BASİT BİR SİSTEM: Erken ikaz sistemi çok eski bilinen birinci bir şey. Bizim Türkiye’de bile 2000 yılından beri uygulanan bir şey. Ve hatta Bakanlar Kurulu kararıyla ilgili Boğaziçi Kandilli’de 2000 yılından beri bu çalışmalar yürüyor. Kolay bir sistem. Yalnızca zelzele sırasında çabucak zelzele olur olmaz kimi stratejik tesislerin devre dışı bırakılması için ortaya atılmış bir sistem. Diyelim ki itfaiyede, doğalgazda işte diyelim metrolarda, trenlerde yani sarsıntı olur olmaz vanayı yahut düğmeyi kapatıp o sistemlerin ziyan görmemesi için devre dışı bırakan bir sistem. Yani motamot sigorta üzere.
BU SİSTEM SARSINTIYA HAZIRLIK MANASINDA BİR ŞEY SÖZ ETMİYOR: Yani İGDAŞ’ta mesela, bu türlü şeyleri esasen İGDAŞ kendi yapıyor. Yani bu yeni bir sistem değil bir şey değil yani. Siz bir yazılım yaparsanız onun bilgisayara koyarsınız yahut telefona koymuşsunuz o bir şey tabir etmiyor. Bu türlü sarsıntıya hazırlanma noktasında bir şey tabir etmiyor. Limitli bir yararı olur. Yani maksadı farklı, hedefi sarsıntı olduğu an hastaneye haber vermek, okula haber vermek, metroya haber verip çalışmasını durdurmak, İGDAŞ’a haber verip İGDAŞ’taki doğalgaz faaliyetini kesmek, elektrik yönetimine haber verip, elektriği durdurmak, asansörlerin çalışmasına mahzur olmak. Bunun maksadı bu. Yani kalkıp da halka ‘Biz bunu yaptık. O vakit biz sarsıntıya hazırız. Alın bu sistemi ve hayatınızı kurtarın’ derseniz bu çok yanlışmış. Bu işin vebali var. Bu iş yasak. Yasa da buna mahzur olur. Yani siz erken ihtar yapacağınız vakit zelzelenin yerini vaktini, şiddetini ve vereceği ziyanı, hesabını yapmak zorundasınız. Ve onu bildirmek zorundasınız. Ve bu insanları belirli ölçüde eğitmek zorundasınız, anlatmak zorundasınız. Yani ben şöyle söyleyeyim diyelim ki dörtlük bir sarsıntı olacak. Dört buçukluk bir sarsıntı oldu. Siz vaveyla koparıp da sarsıntı oldu falan diye çıkartırsanız biri de kendini balkondan atarsa vebalini kim alacak? O hesabı sormazlar mı? Kaldı ki bu türlü bu cins şeyler yasak olmalı. Erken ihtar sistemi, sistemler ortası kimi sistemleri devre dışına koymak için yüklü olarak ortaya konulmuş bir sistemdir. Yeni falan değildir.

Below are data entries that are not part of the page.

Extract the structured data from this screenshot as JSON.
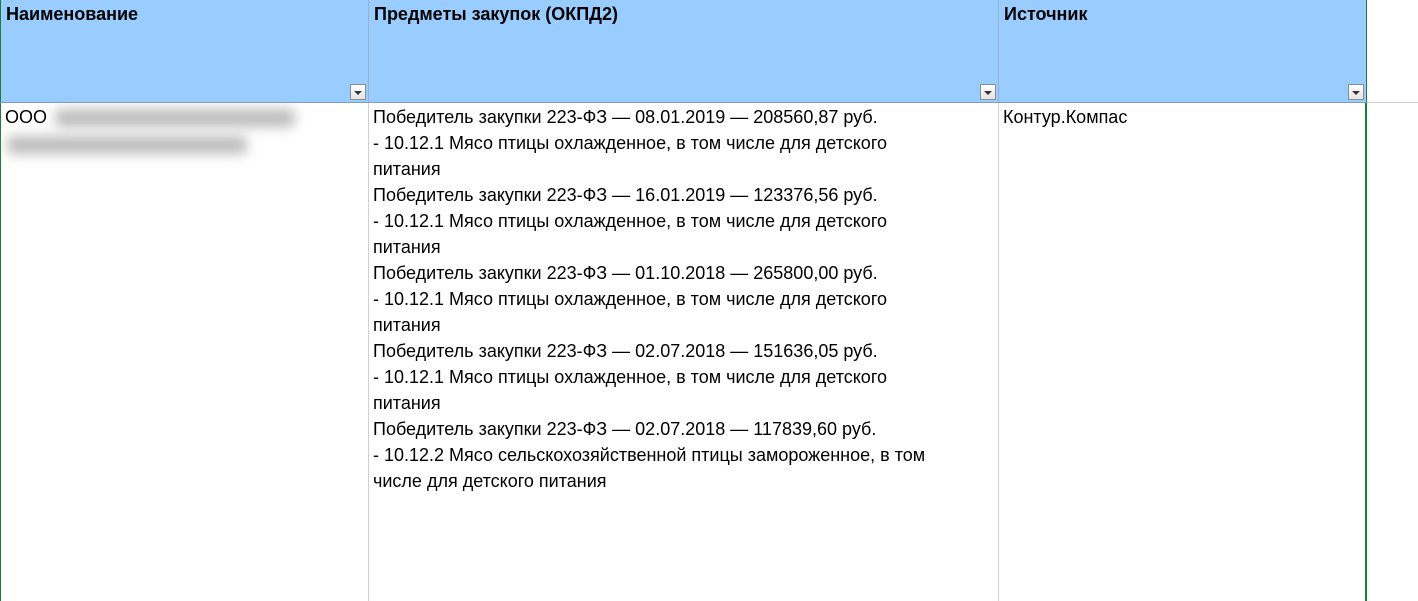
{
  "columns": [
    {
      "label": "Наименование"
    },
    {
      "label": "Предметы закупок (ОКПД2)"
    },
    {
      "label": "Источник"
    }
  ],
  "row": {
    "company_prefix": "ООО",
    "entries": [
      {
        "winner": "Победитель закупки 223-ФЗ — 08.01.2019 — 208560,87 руб.",
        "lines": [
          "- 10.12.1 Мясо птицы охлажденное, в том числе для детского",
          "питания"
        ]
      },
      {
        "winner": "Победитель закупки 223-ФЗ — 16.01.2019 — 123376,56 руб.",
        "lines": [
          "- 10.12.1 Мясо птицы охлажденное, в том числе для детского",
          "питания"
        ]
      },
      {
        "winner": "Победитель закупки 223-ФЗ — 01.10.2018 — 265800,00 руб.",
        "lines": [
          "- 10.12.1 Мясо птицы охлажденное, в том числе для детского",
          "питания"
        ]
      },
      {
        "winner": "Победитель закупки 223-ФЗ — 02.07.2018 — 151636,05 руб.",
        "lines": [
          "- 10.12.1 Мясо птицы охлажденное, в том числе для детского",
          "питания"
        ]
      },
      {
        "winner": "Победитель закупки 223-ФЗ — 02.07.2018 — 117839,60 руб.",
        "lines": [
          "- 10.12.2 Мясо сельскохозяйственной птицы замороженное, в том",
          "числе для детского питания"
        ]
      }
    ],
    "source": "Контур.Компас"
  },
  "icons": {
    "filter": "filter-dropdown-icon"
  },
  "colors": {
    "header_bg": "#99ccff",
    "grid_border": "#1f7a3a"
  }
}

BUGÜNKÜ ALTYAPI SARSINTIYA DAYANIKSIZ: Siz yeni yazılımlar yapabilirsiniz. Yıllardır bu sistem var. Onu diyorum işte Kandilli 2001’den beri yapıyorlar. Bir kadro çalışmalar oluyor. İGDAŞ bu işi yapıyor. Bu halka bir can kurtarıcı olmaz, yanlış. İşin doğrusu Marmara Bölgesi’nin İstanbul’un sarsıntıya hazırlanmasıdır. Kentimizin sarsıntı dirençli hale getirilmesidir. Bu da lakin devlet eliyle lokal idareler eliyle, halkla birlikte uzun bir çalışma, disiplinli bir çalışma sonucu olabilir. Bir kentin tüm bileşenlerini, sarsıntı dirençli olmalıdır. Başlangıç olarak o kentte yaşayan insanların tümünü can güvenliğini büyük ölçüde sağlamış olursunuz. Sarsıntı, en büyük etraf felaketidir. Hangi ziyanlar verebilir sarsıntı olursa. Ne ziyanı olabilir. Onların hesabını yapıp zelzele olmadan evvel onları düzeltmen gerekir. Mesela altyapısı, bugünkü altyapı sarsıntıya dayanıksız. Çalışacaksın, hangi kısmın nereler sarsıntıya dayanıksız oraları zelzeleye nasıl güçlü hale getirebiliriz. İstanbul 15-20 senede rahatlıkla zelzeleye hazırlanılabilir. Bunun dünyada örnekleri var. Genelde on senede İstanbul kadar büyük olmasa bile yani o kentte zelzeleye hazır hale getiriyorlar.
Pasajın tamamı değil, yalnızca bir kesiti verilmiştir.